Fig. 2 shows the structured flowchart according to Chinese input unit of the present invention.As shown in Figure 2, Chinese input unit of the present invention includes:
Input media 10, input media 10 is generally keyboard, and this keyboard can be the western language keyboard of standard, also can be the keyboard that only comprises numerical key and some function keys;
Coding-Chinese character mapping library 20, this mapping library 20 has been stored the mapping relations of coding and Chinese character;
Search device 30, this device is used for realizing the function of the process flow diagram step S2 of Fig. 1, and its is searched from coding-Chinese character mapping library 20 and obtain the corresponding Chinese character collection according to the coding by input media 10 inputs;
Language model storehouse 40, this model bank comprise a frequency of utilization storehouse 41 and a group Word probability storehouse 42, and frequency of utilization storehouse 41 is used to store the frequency of utilization Uni (A) of each Chinese character, and group Word probability storehouse 42 is used to store the group Word probability Bi (A of a Chinese character and other Chinese character
i/ A
I-1), the probability (or possibility) of this Chinese character appears in promptly a certain Chinese character back;
DISPLAY ORDER arithmetic unit 50 is used for the fractional value of each Chinese character of computing Chinese Character Set, and its compute mode is according to above-mentioned formula (1), then, serves as that order sorts with the size of the fractional value of described Chinese character, display device 60 outputs rearwards;
Display device 60 is used to show the Chinese character of described DISPLAY ORDER arithmetic unit 50 outputs, and an example of the display mode of display device 60 as shown in Figure 3.In this example, be as Chinese character input method of the present invention with five stroke Chinese character codings, be that five numerals of digital 1-5 are adopted in encode Chinese characters for computer, correspond respectively to Chinese character horizontal, vertical, pluck, point, five kinds of strokes of folding, the first stroke stroke of the first representation Chinese character of user's input, second stroke of the described Chinese character of second representation, the 3rd stroke of the 3rd representation Chinese character, by that analogy.When first coding by the Chinese character of input media 10 input of user, for example when " 2 ", the demonstration of display device as shown in Figure 3, it puts in order according to the numerical values recited of each Chinese character, every screen shows 5 candidate Chinese characters.The numeral of each Chinese character front is the word selection numeral, uses when being used for selecting this Chinese character of input.For example, if the user will import " north " word, then key in " 7 " and can import this Chinese character " north " by input media 10.If the Chinese character of input does not appear in this screen demonstration, dual mode is arranged: a kind of is to show the second screen candidate Chinese character by turning over the screen function key, up to the Chinese character that occurs importing; Another kind is to continue second yard of input, for example will import " allusion quotation " word, then continues to key in " 5 " second coding of expression " allusion quotation ".Import the 3rd coding then, up to this Chinese character occurring.

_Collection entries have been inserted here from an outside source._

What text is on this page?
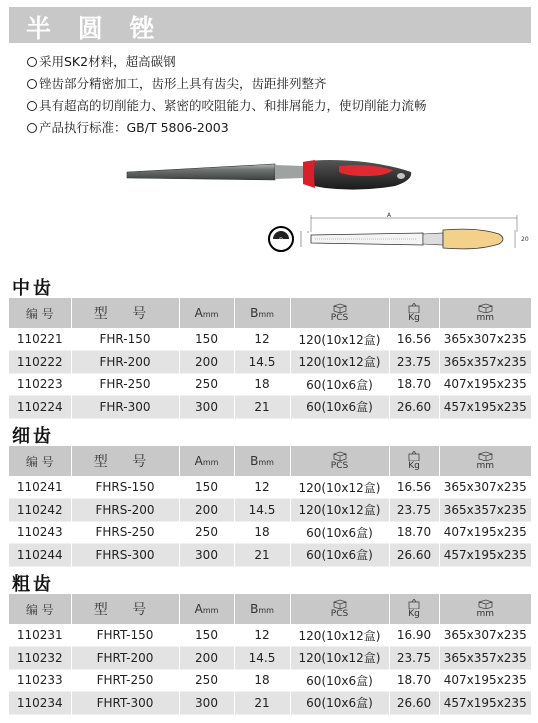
半 圆 锉
采用SK2材料，超高碳钢
锉齿部分精密加工，齿形上具有齿尖，齿距排列整齐
具有超高的切削能力、紧密的咬阻能力、和排屑能力，使切削能力流畅
产品执行标准：GB/T 5806-2003
B
A
20
中齿
编 号	型 号	Amm	Bmm	PCS	Kg	mm

110221	FHR-150	150	12	120(10x12盒)	16.56	365x307x235
110222	FHR-200	200	14.5	120(10x12盒)	23.75	365x357x235
110223	FHR-250	250	18	60(10x6盒)	18.70	407x195x235
110224	FHR-300	300	21	60(10x6盒)	26.60	457x195x235
细齿
编 号	型 号	Amm	Bmm	PCS	Kg	mm

110241	FHRS-150	150	12	120(10x12盒)	16.56	365x307x235
110242	FHRS-200	200	14.5	120(10x12盒)	23.75	365x357x235
110243	FHRS-250	250	18	60(10x6盒)	18.70	407x195x235
110244	FHRS-300	300	21	60(10x6盒)	26.60	457x195x235
粗齿
编 号	型 号	Amm	Bmm	PCS	Kg	mm

110231	FHRT-150	150	12	120(10x12盒)	16.90	365x307x235
110232	FHRT-200	200	14.5	120(10x12盒)	23.75	365x357x235
110233	FHRT-250	250	18	60(10x6盒)	18.70	407x195x235
110234	FHRT-300	300	21	60(10x6盒)	26.60	457x195x235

Embodiments of the invention have been described above in detail and all sidedly, the those skilled in the art in present technique field should be appreciated that the mode that above-described Chinese character input method of the present invention and Chinese input unit can utilize software, hardware or hardware and hardware to combine realizes.Above-described embodiment just is used for helping to understand the present invention; it is not the restriction that constitutes protection scope of the present invention; various variations and change that design according to the present invention is done specific embodiments of the invention all should fall within the scope of the invention, and protection scope of the present invention should be limited by appended claims.